INTRODUCTION"Step out of the car!"
In July 2015 a young African American woman named Sandra Bland drove from her hometown of Chicago to a little town an hour west of Houston, Texas. She was interviewing for a job at Prairie View A&M University, the school she had graduated from a few years before. She was tall and striking with a personality to match....
The chapter goes on to describe the verbal exchange between Sandra and a Texas police officer who had pulled her over for failing to signal a lane change. The end result is that upstanding, educated, and blameless Sandra was arrested, handcuffed and thrown into jail. Three days later, she took her own life in prison.
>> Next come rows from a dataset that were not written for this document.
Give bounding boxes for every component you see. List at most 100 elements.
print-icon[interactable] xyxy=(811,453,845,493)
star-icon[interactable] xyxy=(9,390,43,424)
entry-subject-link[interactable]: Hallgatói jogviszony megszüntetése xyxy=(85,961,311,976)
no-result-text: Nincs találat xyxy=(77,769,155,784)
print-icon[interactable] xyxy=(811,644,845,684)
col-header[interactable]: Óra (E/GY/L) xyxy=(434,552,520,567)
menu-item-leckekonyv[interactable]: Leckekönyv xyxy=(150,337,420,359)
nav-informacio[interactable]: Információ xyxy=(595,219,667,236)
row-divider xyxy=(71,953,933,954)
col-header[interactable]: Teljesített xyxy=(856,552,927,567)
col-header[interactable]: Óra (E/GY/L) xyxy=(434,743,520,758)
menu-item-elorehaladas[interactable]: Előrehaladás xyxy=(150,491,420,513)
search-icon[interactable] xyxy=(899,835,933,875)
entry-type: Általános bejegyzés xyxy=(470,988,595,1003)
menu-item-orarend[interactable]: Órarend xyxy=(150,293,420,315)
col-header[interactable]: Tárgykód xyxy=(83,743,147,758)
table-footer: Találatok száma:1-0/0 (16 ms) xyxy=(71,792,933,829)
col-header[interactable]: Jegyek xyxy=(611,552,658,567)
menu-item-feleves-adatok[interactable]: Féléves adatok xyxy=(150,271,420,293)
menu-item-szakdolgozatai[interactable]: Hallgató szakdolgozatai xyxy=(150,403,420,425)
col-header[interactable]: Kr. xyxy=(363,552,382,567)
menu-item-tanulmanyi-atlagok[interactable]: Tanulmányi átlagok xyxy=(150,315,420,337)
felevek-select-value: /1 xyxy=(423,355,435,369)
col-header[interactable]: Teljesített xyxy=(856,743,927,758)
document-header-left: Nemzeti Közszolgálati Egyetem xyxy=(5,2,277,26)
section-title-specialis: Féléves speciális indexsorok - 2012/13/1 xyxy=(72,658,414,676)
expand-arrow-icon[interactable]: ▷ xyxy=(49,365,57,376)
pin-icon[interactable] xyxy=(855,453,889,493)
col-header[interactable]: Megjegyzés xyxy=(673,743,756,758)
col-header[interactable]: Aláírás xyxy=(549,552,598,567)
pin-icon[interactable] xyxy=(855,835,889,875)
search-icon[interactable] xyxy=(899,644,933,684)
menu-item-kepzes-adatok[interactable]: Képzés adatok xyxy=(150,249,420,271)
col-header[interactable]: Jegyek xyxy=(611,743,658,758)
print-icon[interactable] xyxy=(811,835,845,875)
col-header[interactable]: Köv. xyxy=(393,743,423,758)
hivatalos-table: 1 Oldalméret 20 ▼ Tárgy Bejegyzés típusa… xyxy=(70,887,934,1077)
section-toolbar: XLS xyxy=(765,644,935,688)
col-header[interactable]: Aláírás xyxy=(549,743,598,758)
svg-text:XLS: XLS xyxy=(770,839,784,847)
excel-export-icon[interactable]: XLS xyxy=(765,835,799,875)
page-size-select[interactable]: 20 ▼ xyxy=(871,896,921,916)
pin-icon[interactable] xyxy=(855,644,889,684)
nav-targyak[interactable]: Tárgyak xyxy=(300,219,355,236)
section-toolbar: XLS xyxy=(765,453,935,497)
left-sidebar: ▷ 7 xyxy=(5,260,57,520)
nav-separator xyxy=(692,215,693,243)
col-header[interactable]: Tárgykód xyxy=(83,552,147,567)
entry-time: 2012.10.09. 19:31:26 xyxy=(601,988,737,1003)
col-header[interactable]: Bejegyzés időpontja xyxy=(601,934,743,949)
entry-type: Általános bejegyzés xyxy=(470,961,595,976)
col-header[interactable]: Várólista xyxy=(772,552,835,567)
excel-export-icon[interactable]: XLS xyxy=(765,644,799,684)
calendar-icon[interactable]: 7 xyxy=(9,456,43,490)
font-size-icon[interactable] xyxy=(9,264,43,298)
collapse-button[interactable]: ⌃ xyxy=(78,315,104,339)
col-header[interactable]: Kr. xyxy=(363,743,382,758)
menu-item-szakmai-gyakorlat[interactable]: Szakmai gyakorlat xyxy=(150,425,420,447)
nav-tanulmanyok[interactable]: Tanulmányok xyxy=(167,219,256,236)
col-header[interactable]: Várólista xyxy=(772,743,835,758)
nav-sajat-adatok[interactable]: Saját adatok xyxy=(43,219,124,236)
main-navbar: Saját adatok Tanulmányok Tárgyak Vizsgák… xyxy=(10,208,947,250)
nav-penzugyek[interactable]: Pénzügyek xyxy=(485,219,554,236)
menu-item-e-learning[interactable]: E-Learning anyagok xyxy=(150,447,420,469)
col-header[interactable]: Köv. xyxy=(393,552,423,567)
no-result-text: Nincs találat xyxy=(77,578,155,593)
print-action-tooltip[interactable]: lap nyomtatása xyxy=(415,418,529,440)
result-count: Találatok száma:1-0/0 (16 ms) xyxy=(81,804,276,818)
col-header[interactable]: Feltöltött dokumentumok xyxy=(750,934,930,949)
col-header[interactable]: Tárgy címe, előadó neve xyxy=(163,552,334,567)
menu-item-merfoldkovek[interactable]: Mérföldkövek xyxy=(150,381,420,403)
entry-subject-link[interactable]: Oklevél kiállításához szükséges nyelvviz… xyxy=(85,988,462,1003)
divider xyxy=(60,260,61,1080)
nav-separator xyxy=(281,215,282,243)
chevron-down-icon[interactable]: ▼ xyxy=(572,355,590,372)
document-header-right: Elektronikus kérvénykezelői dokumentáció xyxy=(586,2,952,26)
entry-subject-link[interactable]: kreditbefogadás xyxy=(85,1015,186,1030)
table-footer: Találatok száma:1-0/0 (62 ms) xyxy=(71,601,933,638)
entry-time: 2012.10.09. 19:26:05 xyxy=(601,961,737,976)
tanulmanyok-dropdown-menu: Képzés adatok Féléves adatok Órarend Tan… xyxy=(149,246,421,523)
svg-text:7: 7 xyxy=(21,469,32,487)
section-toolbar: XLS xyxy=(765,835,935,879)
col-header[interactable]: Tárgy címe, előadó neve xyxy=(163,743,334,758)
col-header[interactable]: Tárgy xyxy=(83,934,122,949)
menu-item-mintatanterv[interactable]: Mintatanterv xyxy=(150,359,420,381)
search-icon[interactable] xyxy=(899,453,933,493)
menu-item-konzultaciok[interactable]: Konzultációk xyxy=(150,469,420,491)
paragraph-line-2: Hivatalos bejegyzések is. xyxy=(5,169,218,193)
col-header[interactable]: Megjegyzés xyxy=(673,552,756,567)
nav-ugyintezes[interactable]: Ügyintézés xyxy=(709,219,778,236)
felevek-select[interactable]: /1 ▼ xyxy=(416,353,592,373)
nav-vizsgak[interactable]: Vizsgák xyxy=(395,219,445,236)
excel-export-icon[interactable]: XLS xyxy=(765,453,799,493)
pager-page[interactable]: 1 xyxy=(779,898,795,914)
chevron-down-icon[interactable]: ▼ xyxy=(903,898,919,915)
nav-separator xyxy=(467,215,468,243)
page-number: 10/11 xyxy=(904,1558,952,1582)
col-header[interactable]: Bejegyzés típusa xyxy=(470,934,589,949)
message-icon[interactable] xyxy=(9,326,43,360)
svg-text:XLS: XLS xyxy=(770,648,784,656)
And so begins this book, Talking to Strangers, by Malcolm Gladwell, on strangers meeting and the misunderstandings and false assumptions that can sometimes result in tragic outcomes.
Misreading strangers can lead to a guilty Bernie Madoff being trusted by duped investors, to an innocent Amanda Knox being incarcerated for years and tried for a crime for which she was later exonerated. Spies high up in government have been misread by the CIA and trusted with secrets the spies regularly leaked to a foreign power. And it goes on...
A fascinating book that I read cover to cover in just a few days, intrigued by the facts the author presented to make his case. People are not as transparent as they may seem to us. They may be something completely different.
Most people will give suspicious people the benefit of the doubt, which is good for society to run smoothly, in general, but which can be disastrous when their judgment is wrong. This is part of Gladwell's conclusions on this topic, and just a part of what the book has to say about how we interact with and interpret the actions and behavior of a variety of strangers.
Page 57:
The next three chapters of Talking to Strangers are devoted to the ideas of a psychologist named Tim Levine, who has thought as much about the problem of why we are deceived by strangers as anyone in social science....
The book is persuasive, well researched, and thought-provoking. It will make you think twice or three times about the validity of your initial reaction to a stranger, positive or negative, whoever they may be.